Interesting idea. Is the physics really OK on this one? It sounds dodgy. I
don't follow the author's attempt to keep Newton's third. What if there
were no charged matter in the direction of the escaping fields? If there
were charged matter, would it not make a difference if it was mainly
negative or positive? The magnetic forces would be in opposite directions
for opposite charges. If there were no charged matter moving relative to
the electromagnets, there would again be no possibility of future magnetic
forces making up lost momentum. Does the concept depend on the statistical
distribution of charge and velocity throughout the universe surrounding the
magic drive? Surely the principle of reaction is not statistical in the
sense thermodynamics is. I have a few other points.
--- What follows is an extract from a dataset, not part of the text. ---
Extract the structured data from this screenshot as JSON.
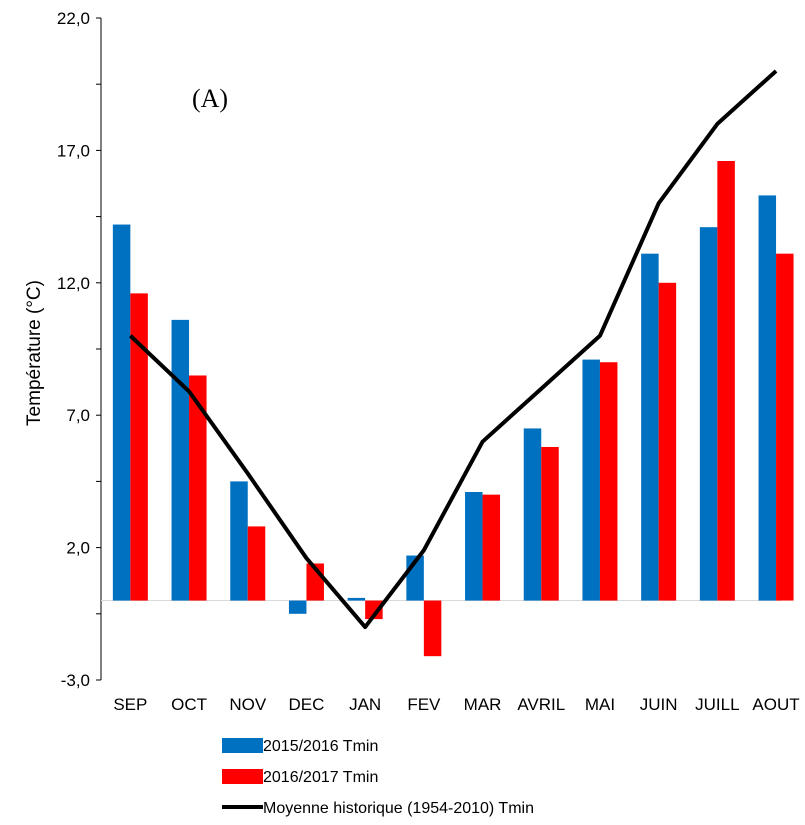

Timothy wrote:

>Magnetic fields is just EM-radiation, usually magnetic fields are very low
>frequency radiation, in some cases almost non-alternating. In any case
>photons are exchanged.
>So you  could just as well (even better) use a laser to generate "local
>momentum".

How would you make a laser pull? Lasers, indeed all real photons, only
push. The force on the target would be cancelled by the reaction to the
laser emission in the emitter, and the system would experince no net force.
With pulling virtual photons, the idea seems to imply an odd free lunch -
the action and reaction are in the same direction. But we still pay for
it...

I think Kevin made a good point about the second electromagnet's field
interacting with the first electromagnet by inducung a current in it. I
don't think that shielding it with a superconductor would help - a current
would be induced in the superconductor, and you would still have your
unwanted reaction force. It would be like a bar magnet hovering over the
eddy currents it produces in a superconductor.

My final point is that if the system doesn't violate Newton's Third Law,
what's the point of it? Its not really a 'stellar drive' (how did
reactionless drives get that name?) at all. I assume the point of a
reactionless drive is to save a starship from using up its energy on
reaction mass - one would prefer that it convert all its stored energy into
KE for itself. But if the magnetic fields created eventually do accelerate
a distant 'reaction mass', no energy has been saved. So is the concept
really helpful for us?

Just out of interest, is there any way of focussing virtual photons to
concentrate a magnetic field in one direction? I doubt it's possible
without making the photons real first.